Using Microsoft Azure Services to Create an Enterprise Data Warehouse

21 Sep, 2020 | 5 minutes read

Why Cloud Warehousing?

Cloud data warehousing is a cost-effective way for companies to take advantage of the latest technology and architecture without the huge upfront cost of purchasing, installing, and configuring the required hardware, software, and infrastructure. It’s designed for the sheer volume and pace of data and it can be used by departments like marketing, finance, development, and sales in organizations of all types and sizes.

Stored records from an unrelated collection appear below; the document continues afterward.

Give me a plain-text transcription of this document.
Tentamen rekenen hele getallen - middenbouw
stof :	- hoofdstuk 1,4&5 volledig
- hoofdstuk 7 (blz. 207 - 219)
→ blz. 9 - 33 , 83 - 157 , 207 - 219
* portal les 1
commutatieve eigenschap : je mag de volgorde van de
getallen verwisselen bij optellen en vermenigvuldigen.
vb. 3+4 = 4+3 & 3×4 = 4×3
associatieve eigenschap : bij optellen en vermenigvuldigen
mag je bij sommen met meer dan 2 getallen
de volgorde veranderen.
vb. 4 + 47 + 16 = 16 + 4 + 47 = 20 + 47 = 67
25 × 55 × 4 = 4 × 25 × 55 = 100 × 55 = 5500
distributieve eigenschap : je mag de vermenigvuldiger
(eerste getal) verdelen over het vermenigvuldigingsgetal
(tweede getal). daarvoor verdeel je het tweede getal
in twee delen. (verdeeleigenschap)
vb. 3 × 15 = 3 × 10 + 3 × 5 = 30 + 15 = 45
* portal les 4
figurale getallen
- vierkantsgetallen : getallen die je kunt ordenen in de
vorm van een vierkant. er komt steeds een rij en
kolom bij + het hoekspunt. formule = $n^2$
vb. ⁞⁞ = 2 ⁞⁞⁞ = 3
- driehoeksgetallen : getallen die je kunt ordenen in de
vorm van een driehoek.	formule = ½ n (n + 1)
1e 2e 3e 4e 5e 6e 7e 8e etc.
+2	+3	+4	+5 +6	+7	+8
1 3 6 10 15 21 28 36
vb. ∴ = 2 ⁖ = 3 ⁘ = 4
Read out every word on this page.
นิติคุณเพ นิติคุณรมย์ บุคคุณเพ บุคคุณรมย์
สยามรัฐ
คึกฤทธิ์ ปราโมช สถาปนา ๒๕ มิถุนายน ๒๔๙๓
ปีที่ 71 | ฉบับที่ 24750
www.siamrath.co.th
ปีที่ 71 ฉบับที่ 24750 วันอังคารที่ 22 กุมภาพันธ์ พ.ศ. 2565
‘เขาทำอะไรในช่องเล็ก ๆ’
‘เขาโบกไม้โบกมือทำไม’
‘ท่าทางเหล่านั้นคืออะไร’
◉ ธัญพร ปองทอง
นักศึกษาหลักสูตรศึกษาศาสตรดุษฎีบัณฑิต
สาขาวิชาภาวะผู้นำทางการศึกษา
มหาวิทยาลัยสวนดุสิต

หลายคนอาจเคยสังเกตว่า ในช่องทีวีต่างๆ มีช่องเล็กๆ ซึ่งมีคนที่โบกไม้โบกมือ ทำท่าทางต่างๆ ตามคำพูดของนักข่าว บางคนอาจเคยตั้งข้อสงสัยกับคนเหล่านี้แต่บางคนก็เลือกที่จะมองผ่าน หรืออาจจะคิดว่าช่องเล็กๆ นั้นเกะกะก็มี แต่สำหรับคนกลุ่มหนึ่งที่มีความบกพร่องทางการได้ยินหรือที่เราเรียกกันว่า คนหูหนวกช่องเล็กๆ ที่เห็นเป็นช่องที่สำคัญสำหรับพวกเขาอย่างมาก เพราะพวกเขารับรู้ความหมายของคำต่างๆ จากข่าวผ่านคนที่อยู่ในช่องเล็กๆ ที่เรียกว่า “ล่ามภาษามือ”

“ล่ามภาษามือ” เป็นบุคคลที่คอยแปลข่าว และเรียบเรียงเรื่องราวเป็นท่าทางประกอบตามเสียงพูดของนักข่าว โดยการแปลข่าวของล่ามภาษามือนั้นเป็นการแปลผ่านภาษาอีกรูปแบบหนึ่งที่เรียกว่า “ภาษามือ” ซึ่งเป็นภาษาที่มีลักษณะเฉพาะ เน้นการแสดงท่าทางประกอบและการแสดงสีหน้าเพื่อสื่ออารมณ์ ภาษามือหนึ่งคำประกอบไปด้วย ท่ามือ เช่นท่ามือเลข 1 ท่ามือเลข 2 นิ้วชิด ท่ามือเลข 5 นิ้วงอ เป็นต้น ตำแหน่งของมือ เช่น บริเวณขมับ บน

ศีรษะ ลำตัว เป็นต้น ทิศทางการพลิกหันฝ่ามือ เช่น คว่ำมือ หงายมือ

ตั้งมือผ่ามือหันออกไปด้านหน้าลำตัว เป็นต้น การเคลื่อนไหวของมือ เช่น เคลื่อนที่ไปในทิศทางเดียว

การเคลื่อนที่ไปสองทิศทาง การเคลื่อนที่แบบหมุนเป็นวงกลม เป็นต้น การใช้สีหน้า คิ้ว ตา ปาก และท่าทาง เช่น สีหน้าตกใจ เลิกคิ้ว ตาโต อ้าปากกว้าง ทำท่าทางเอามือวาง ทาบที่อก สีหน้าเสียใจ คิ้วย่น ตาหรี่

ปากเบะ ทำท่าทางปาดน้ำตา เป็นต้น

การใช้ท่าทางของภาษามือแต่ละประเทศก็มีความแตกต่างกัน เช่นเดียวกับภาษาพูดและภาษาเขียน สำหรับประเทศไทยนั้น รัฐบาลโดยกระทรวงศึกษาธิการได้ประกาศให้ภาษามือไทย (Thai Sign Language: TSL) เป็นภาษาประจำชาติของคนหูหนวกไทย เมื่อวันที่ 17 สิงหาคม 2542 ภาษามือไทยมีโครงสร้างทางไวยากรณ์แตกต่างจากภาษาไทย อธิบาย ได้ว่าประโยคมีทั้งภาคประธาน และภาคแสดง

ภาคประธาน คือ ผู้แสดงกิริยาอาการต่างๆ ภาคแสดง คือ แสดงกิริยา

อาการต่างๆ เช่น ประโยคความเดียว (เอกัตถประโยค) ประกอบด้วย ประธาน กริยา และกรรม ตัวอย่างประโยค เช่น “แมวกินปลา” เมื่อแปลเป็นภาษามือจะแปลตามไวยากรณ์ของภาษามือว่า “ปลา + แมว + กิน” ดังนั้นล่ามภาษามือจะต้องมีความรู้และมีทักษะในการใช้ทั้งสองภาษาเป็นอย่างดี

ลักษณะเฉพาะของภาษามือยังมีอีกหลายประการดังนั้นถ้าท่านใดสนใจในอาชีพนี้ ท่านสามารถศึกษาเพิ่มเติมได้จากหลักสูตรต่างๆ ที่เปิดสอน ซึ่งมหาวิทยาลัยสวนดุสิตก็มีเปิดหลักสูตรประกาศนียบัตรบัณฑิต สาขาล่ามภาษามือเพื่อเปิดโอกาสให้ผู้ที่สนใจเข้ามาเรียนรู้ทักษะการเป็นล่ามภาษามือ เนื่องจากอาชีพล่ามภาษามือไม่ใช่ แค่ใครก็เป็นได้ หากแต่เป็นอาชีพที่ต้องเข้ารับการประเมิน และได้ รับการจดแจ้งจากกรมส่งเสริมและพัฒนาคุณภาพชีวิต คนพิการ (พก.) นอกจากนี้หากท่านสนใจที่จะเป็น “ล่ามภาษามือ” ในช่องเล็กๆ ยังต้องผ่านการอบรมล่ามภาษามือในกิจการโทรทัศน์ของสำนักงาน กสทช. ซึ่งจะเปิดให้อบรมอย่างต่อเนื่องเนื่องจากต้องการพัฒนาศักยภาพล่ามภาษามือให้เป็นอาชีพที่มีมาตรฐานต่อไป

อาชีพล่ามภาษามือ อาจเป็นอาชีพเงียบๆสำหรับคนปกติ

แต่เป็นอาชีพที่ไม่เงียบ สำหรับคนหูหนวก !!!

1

With cloud data warehousing, it’s very easy to adapt to dynamic changes in data volume and analytics workloads. Data is available immediately and at every step of modification, supporting data exploration, business intelligence, and reporting. There are no limitations on the number of users and data insights can be always up to date and directly accessible to everyone who needs them. Enterprises are empowered to shift their focus from systems management to analysis and operate at any scale. The process makes it possible to combine diverse data.

Microsoft Azure is a cloud platform for building, deploying, and managing services and applications. It provides secure, reliable access to the hosted data, and it can spin up new services and geometrically scale data storage capabilities on the fly making it cheaper at the same time, offering a number of services for accomplishing the mentioned.


Our main goal is to show how to quickly create an Enterprise Data Warehouse in Microsoft Azure and load the data automatically from multiple sources located on-premises in order to improve performance, grow storage of computing resources independently, support multiple data formats, improve security, and be able to monitor the entire process as well. And at the end the main goal is, of course, to use the data for analytics and reports. Important guidelines that we need to achieve in this particular case are:

  • Lower the financial cost for storage and computations.
  • Build pipelines from internal resources to the cloud in a predetermined time frame.
  • Ensure data integrity by implementing Slowly changing dimension (SCD) Type 2.
  • Monitor pipelines.
  • Create alerts and email notifications and overcome seemingly endless details and potential errors.
  • Execute security policies.


The solution is composed of optimized Data Factory pipelines for transforming and loading data into Synapse Analytics. We chose Azure Data Factory as one of the leading tools that provide managed cloud service that is built for complex extract-transform-load (ETL), extract-load-transform (ELT), and data integration projects.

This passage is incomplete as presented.